Drafting in Paper Tales is what you'd expect, take a card out of a hand of 5, pass along the rest of your hand, repeat until the hand is empty. In a two player game there is a slight variation; to give you a better selection each player has a hand of 9, and each round you choose 1 to keep and 1 to discard, this allows you to still see most of the cards over the course of a two player game. Once you have your hand of drafted cards you can start to hire them. You may hire 4 cards, 2 in the front row and two in the back row, typically only the creatures in your front row can fight, so it's best to put your armies up front, and your resource gatherers to the rear. The more powerful characters will often set you back some gold in order to play them, but are often well worth the investment.

Warring against other players is simply a comparison of numbers, if your armies strength is 6 and theirs is 5 then you will win and gain 3 victory points. In a two player game you can earn an extra 3 victory points if your armies are double the size of your opponents. Buildings are where a lot of the games strategy comes in, there are 5 buildings and each can be built at level 1 or level 2. Each building has an ability at each level, such as the keep providing extra military strength depending on your wood supply, or the town which produces extra resources, helping with future buildings. Each building requires you to have a certain amount of resources to build it, and a further amount to upgrade it to level 2, in addition you need to spend two gold per building you already own as a land tax. The first time you build a level 2 building you unlock a 5th slot to hire troops in, so aiming to do that in the first turn can be a huge difference.

There is a huge variety in cards, some are cheap, but useless in a fight, while others are expensive and powerful, but much rarer in the deck and often have caveats to their power

Most cards in Paper Tales can only survive 2 rounds, at the end of each round every card you have in play dies if it already has an age token on it, after that you add an age token to all still living cards. There are a few exceptions to the rules, some cards stick around a little longer, while others go into play "old". This works well to prevent players relying on one good card for the whole game, you might draft the perfect set of cards for a meat-heavy strategy in the first round, but unless you get lucky enough to find more cards then by round 3 your combo is naught but dust and bones.

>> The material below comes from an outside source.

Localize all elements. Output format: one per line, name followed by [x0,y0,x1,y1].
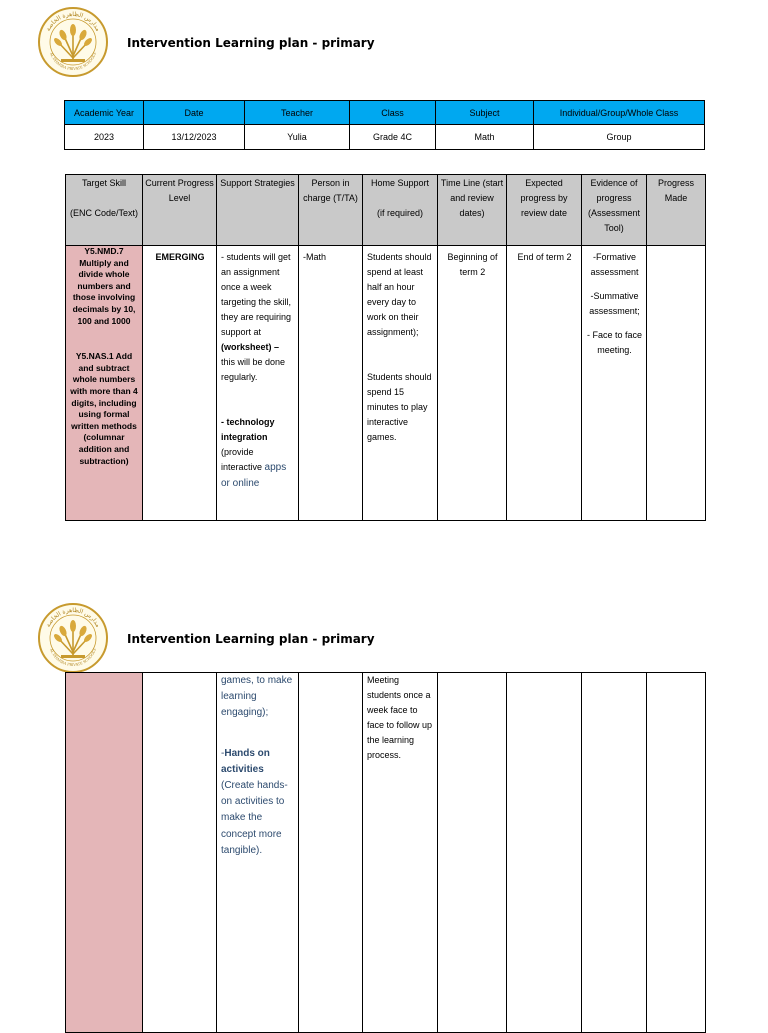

Paper Tales is a really nice little drafting game, there are certainly some very interesting tactics in it that allow you to approach victory from several ways. Having said that some strategies did seem a little unbalanced in a two player game. Wars seemed weaker with only 3/6 points available per round (rather than 12 in a 5 player game), conversely a card which rewarded you for adding age tokens to it almost always seemed to be the kingmaker. There is definitely a lot of fun to be had from Paper Tales, it fills the middle ground between filler and short games which can be a useful length for a game to be. I don't foresee Paper Tales being a game that we play for a long time, even after a few plays it feels like most of the strategies have been explored. But while it is still new and fresh the games are great fun.